The copyright statute itself calls for damages ranging from $750 to $150,000 per work infringed. At $9,500 per track, the verdict falls within that range.
But Thomas-Rasset argues that the figure is so arbitrary -- as shown by the fact that three juries reached widely different damage awards -- that it violates her constitutional right to due process of law. "The verdicts are unpredictable and, in a deeper sense, arbitrary; they are not tied to any fact or rationale that justifies them, that explains why the law imposes this particular penalty on this particular defendant," she says in her papers.
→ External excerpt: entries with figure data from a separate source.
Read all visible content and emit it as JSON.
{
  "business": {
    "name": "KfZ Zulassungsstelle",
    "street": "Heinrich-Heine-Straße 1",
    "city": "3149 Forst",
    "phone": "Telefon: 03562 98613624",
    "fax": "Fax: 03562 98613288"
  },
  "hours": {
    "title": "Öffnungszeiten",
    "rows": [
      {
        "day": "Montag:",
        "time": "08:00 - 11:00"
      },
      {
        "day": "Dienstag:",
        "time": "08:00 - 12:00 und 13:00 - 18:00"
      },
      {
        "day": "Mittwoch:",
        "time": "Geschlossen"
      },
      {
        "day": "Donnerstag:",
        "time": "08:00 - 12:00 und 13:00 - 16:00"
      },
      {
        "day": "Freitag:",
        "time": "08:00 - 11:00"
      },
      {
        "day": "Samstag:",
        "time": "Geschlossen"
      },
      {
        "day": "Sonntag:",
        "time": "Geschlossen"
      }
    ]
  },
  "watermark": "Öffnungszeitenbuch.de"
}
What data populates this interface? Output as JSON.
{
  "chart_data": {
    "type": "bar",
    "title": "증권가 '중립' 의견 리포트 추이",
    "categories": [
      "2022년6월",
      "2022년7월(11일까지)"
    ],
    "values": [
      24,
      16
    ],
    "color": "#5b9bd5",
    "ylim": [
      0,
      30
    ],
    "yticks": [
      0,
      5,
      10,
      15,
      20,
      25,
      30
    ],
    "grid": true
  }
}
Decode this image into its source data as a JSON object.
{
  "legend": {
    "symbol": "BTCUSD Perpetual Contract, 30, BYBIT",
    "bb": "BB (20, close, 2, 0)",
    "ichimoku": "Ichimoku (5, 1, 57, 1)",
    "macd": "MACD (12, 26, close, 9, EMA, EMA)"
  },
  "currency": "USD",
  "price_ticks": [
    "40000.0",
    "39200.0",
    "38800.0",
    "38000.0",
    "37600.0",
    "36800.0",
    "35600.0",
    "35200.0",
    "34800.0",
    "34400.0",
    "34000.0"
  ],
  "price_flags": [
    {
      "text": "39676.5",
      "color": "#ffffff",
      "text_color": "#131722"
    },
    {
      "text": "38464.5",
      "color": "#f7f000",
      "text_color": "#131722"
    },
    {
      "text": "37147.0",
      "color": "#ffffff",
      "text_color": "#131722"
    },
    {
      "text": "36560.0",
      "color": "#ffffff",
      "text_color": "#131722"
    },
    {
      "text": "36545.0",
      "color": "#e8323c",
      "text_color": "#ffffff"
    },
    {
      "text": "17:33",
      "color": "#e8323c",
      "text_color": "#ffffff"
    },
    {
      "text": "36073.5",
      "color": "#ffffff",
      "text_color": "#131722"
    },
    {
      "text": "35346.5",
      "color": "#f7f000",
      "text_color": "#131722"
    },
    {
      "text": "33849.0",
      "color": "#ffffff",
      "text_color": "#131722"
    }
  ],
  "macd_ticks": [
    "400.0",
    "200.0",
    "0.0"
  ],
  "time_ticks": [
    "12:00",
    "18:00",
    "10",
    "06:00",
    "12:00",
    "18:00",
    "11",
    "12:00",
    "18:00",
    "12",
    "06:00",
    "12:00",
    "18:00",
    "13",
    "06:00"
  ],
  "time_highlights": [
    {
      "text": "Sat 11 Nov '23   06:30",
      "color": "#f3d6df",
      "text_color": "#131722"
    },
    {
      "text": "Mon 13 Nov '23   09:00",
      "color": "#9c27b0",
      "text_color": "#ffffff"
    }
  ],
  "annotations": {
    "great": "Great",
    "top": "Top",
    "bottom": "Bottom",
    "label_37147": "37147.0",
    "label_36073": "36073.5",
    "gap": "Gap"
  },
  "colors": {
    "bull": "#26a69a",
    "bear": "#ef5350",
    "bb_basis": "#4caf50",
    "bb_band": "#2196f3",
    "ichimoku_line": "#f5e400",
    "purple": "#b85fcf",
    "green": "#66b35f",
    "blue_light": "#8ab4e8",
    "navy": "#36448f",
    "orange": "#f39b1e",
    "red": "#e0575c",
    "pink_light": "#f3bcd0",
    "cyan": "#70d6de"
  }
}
The petition for review also sweepingly condemns the entire RIAA litigation initiative. "It is unfair, it is not due process, for an industry to sue 12,500 people ...wielding a statute for which they lobbied, under which they can threaten hundreds of thousands or millions of dollars in statutory damages, where the only way to resist is through modern, complex, expensive federal process, so that the only reasonable choice is to pay the settlement and be done," they argue.
Thomas-Rasset makes some good points. The record industry might have been reeling from peer-to-peer technology when it filed suit, but hauling random file-sharers into court was always a problematic strategy. It generated ill will, panicked users, clogged the court system, and didn't appear to do anything to actually reduce copyright infringement.
And it's hard to see how any rational system can justify imposing an order directing a music fan to pay six or seven figure damage awards for downloading or uploading music that was available from numerous other peer-to-peer users.
The record industry clearly doesn't agree. Nonetheless, in 2008 the RIAA said it would cease suing individual file-sharers and instead work directly with Internet service providers to end file-sharing. That plan, which involves a series of warnings sent to people who allegedly share copyrighted tracks, hasn't yet launched.